Law Libraries, Data, Value, and Story Telling

Among the discussions about transforming the legal industry many librarians are considering ways to express the value of what they do and to explore ways to contribute. One of the elements that has been discussed is to provide more data to libraries’ parent organizations to quantify impacts of various interventions. This is a worthy goal, but it has been my observation that people often respond better to stories than they do to data, and that data, even when presented in a visually compelling way, doesn’t always generate the best stories.

Improved data collection is an excellent tool to accomplish many things, such as:

  • quantifying the average time it takes to complete certain tasks to better illuminate business processes, costs, or billing
  • identifying trends and anticipate developments
  • demonstrating linkages among documents and concepts that are not immediately apparent
  • evaluating initiatives and cost centres for return on investment and analysis of value

But that doesn’t mean it will identify all important questions, give all answers, or that the answers it gives will be considered. Within the larger legal information environment, data reporting and understanding will help organizations evaluate options, but for information providers I don’t think numerically derived data alone will convince decision makers of their value or convey all the information they want to impart.

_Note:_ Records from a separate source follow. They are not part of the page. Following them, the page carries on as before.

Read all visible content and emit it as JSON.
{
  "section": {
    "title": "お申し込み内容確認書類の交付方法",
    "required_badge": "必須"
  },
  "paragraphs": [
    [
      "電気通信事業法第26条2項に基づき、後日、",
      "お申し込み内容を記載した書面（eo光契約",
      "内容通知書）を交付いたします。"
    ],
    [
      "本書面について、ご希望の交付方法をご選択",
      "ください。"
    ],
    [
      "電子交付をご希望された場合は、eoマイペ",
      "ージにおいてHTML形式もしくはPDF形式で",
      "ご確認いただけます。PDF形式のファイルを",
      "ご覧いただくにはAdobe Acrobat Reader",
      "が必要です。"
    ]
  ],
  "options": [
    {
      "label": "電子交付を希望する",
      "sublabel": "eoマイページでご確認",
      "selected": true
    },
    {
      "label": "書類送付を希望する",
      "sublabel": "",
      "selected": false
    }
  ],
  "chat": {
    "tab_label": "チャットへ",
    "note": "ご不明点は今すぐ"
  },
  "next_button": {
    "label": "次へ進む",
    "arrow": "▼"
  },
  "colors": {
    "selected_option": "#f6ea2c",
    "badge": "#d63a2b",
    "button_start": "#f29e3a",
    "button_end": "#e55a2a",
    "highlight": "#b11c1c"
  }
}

It has been my observation that lawyers are often people for whom stories are the most important factor in decision making. Given the professional and educational context of the common law system this makes sense, as the way to make decisions in that context is to make the same decisions that were made before. Much of lawyers’ professional education is based on the interpretation and application of stories, but many information professionals are not collecting the compelling stories that would help give the qualitative information decision makers need to see beyond the stories that are easily told using simple statistics.

Data is collected and used in libraries for purposes like the evaluation of usage statistics of purchased content to assess whether value is being gotten for money, and as a way to evaluate whether a physical space is still required, but I would argue that the numbers of times someone accesses a subscription, asks a question at a reference desk, or takes out a book are not reasons to fund a library that are compelling to decision makers. Activities like teaching students how to do research and provision of intensive research services often give more compelling reasons to fund libraries than those simple metrics.

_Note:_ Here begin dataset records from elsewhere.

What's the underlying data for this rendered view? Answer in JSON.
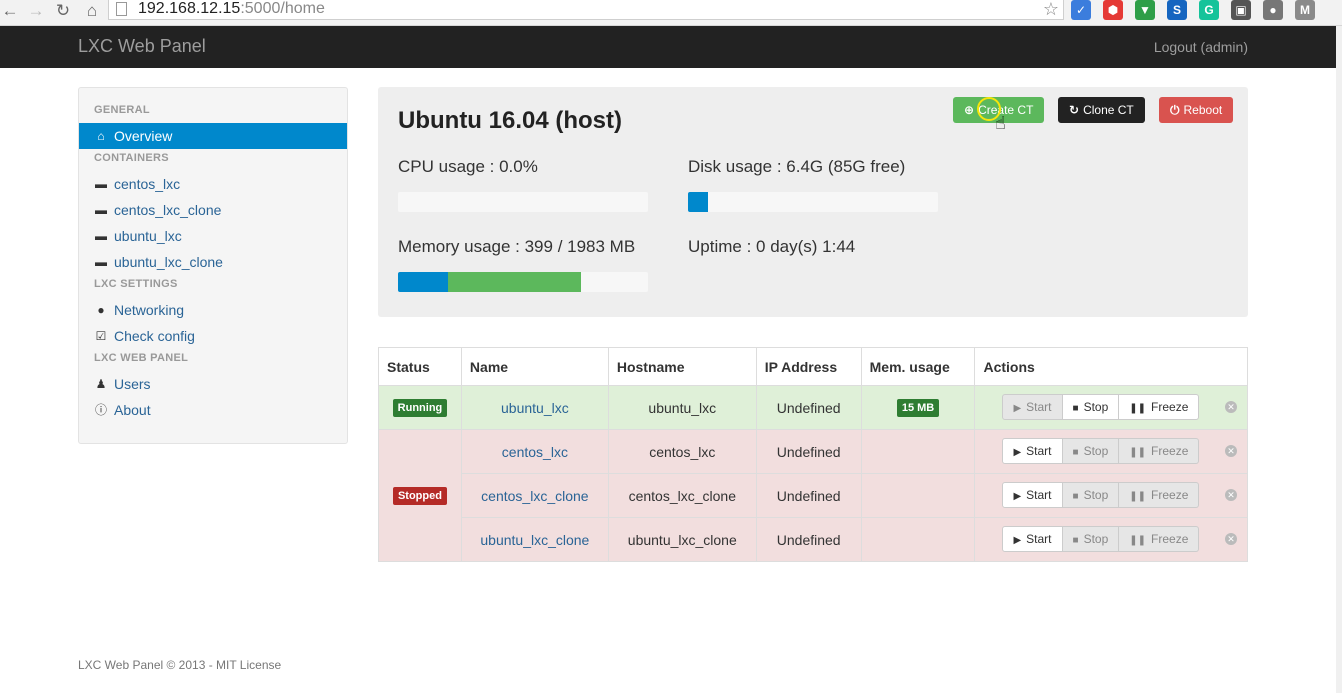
{
  "browser": {
    "url_host": "192.168.12.15",
    "url_path": ":5000/home",
    "extensions": [
      {
        "name": "bookmark-ext-icon",
        "color": "#3b7ddd",
        "glyph": "✓"
      },
      {
        "name": "adblock-ext-icon",
        "color": "#e53935",
        "glyph": "⬢"
      },
      {
        "name": "shield-ext-icon",
        "color": "#2e9e48",
        "glyph": "▼"
      },
      {
        "name": "skype-ext-icon",
        "color": "#1565c0",
        "glyph": "S"
      },
      {
        "name": "grammarly-ext-icon",
        "color": "#15c39a",
        "glyph": "G"
      },
      {
        "name": "camera-ext-icon",
        "color": "#555555",
        "glyph": "▣"
      },
      {
        "name": "globe-ext-icon",
        "color": "#777777",
        "glyph": "●"
      },
      {
        "name": "mail-ext-icon",
        "color": "#8a8a8a",
        "glyph": "M"
      }
    ]
  },
  "navbar": {
    "brand": "LXC Web Panel",
    "logout": "Logout (admin)"
  },
  "sidebar": {
    "sections": [
      {
        "header": "GENERAL",
        "items": [
          {
            "label": "Overview",
            "icon": "home-icon",
            "active": true
          }
        ]
      },
      {
        "header": "CONTAINERS",
        "items": [
          {
            "label": "centos_lxc",
            "icon": "hdd-icon"
          },
          {
            "label": "centos_lxc_clone",
            "icon": "hdd-icon"
          },
          {
            "label": "ubuntu_lxc",
            "icon": "hdd-icon"
          },
          {
            "label": "ubuntu_lxc_clone",
            "icon": "hdd-icon"
          }
        ]
      },
      {
        "header": "LXC SETTINGS",
        "items": [
          {
            "label": "Networking",
            "icon": "globe-icon"
          },
          {
            "label": "Check config",
            "icon": "check-icon"
          }
        ]
      },
      {
        "header": "LXC WEB PANEL",
        "items": [
          {
            "label": "Users",
            "icon": "user-icon"
          },
          {
            "label": "About",
            "icon": "info-icon"
          }
        ]
      }
    ]
  },
  "host": {
    "title": "Ubuntu 16.04 (host)",
    "cpu_label": "CPU usage : 0.0%",
    "cpu_fraction": 0.0,
    "disk_label": "Disk usage : 6.4G (85G free)",
    "disk_fraction": 0.08,
    "memory_label": "Memory usage : 399 / 1983 MB",
    "memory_used_fraction": 0.2,
    "memory_cached_fraction": 0.53,
    "uptime_label": "Uptime : 0 day(s) 1:44",
    "buttons": {
      "create": "Create CT",
      "clone": "Clone CT",
      "reboot": "Reboot"
    },
    "colors": {
      "create": "#5cb85c",
      "clone": "#222222",
      "reboot": "#d9534f",
      "bar_primary": "#0088cc",
      "bar_success": "#5cb85c"
    }
  },
  "table": {
    "headers": [
      "Status",
      "Name",
      "Hostname",
      "IP Address",
      "Mem. usage",
      "Actions"
    ],
    "status_running": "Running",
    "status_stopped": "Stopped",
    "actions": {
      "start": "Start",
      "stop": "Stop",
      "freeze": "Freeze"
    },
    "rows": [
      {
        "name": "ubuntu_lxc",
        "hostname": "ubuntu_lxc",
        "ip": "Undefined",
        "mem": "15 MB",
        "state": "running"
      },
      {
        "name": "centos_lxc",
        "hostname": "centos_lxc",
        "ip": "Undefined",
        "mem": "",
        "state": "stopped"
      },
      {
        "name": "centos_lxc_clone",
        "hostname": "centos_lxc_clone",
        "ip": "Undefined",
        "mem": "",
        "state": "stopped"
      },
      {
        "name": "ubuntu_lxc_clone",
        "hostname": "ubuntu_lxc_clone",
        "ip": "Undefined",
        "mem": "",
        "state": "stopped"
      }
    ]
  },
  "footer": "LXC Web Panel © 2013 - MIT License"
}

Training students helps develop competent legal practitioners who can ensure the important tasks of legal research are done correctly. Contributing to the process of developing competent professionals creates more value than the counting of a book circulation, but to say library staff taught a legal research class to a particular number of students doesn’t necessarily convey that value. The development of new effective legal practitioners is one of the primary ways law firms ensure long term viability as businesses and is a primary source of value for law schools. To better quantify that value it may be a better option to collect testimonials from students and junior associates after they have been able to use their research skills for a time.

Intensive research, especially finding as opposed to analyzing information, is another area of contribution where the impact of the work done by information professionals is disproportionate to the number of instances of the work. To do several of these tasks a week may not sound impressive, but to find something that would have otherwise been missed that wins a case or ensures that a good decision is made has enormous impact. These stories need to be pursued because one of the best reasons to fund a library in a firm is protection against catastrophic loss. This can be a difficult task because it is often not the lead on a matter who works with the library on the research and it may have gone through several hands by the time it is used, but to gather a few of these stories will show value better than any numbers associated with these tasks.

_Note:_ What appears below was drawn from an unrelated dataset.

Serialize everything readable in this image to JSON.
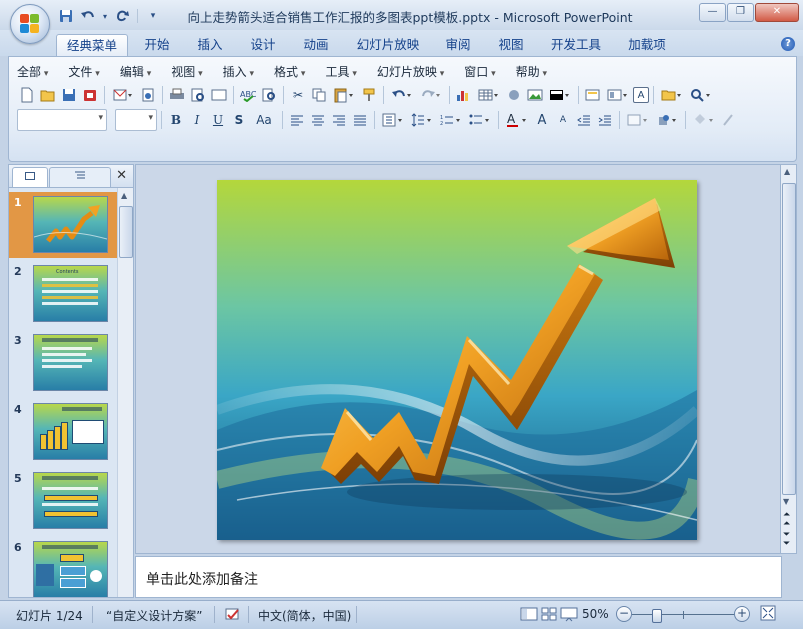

One of the most important reasons to have a library is that having information and competent people available helps avoid major mistakes due to lack of information. The value attached to this benefit is difficult to quantify because it is generally placed on events that haven’t happened. Though the value associated with the risks of events happening is regularly calculated in industries like securities and insurance and could be for this purpose, storytelling is an important way to convey the outlying instances where something has gone wrong to show decision makers why this is worth exploring.

Most people value the cost of losing something higher than than the cost of gaining something, and as there are ongoing pressures on library budgets due to disproportionate inflation in information resources and diminishing annual increases even when there aren’t outright cuts. Having knowledgeable library staff and adequate collections not only incurs costs, but also delivers value by insuring against the potential losses that can arise from inadequate access to and understanding of the rarely used sources of information that can give a real competitive advantage to those who have them. It is stories that show this value that create a compelling case for information resources.


  1. Sarah, thanks for articulating the challenges of conveying law libraries’ – or any library’s – value proposition. The danger is that libraries’ contributions can be like icebergs, with only the small, less-substantive tip seen by many. Our task is to continue to tell the stories of impacts made by the larger volume of in-depth work we do. Quality over quantity, is always more compelling to the decision-makers.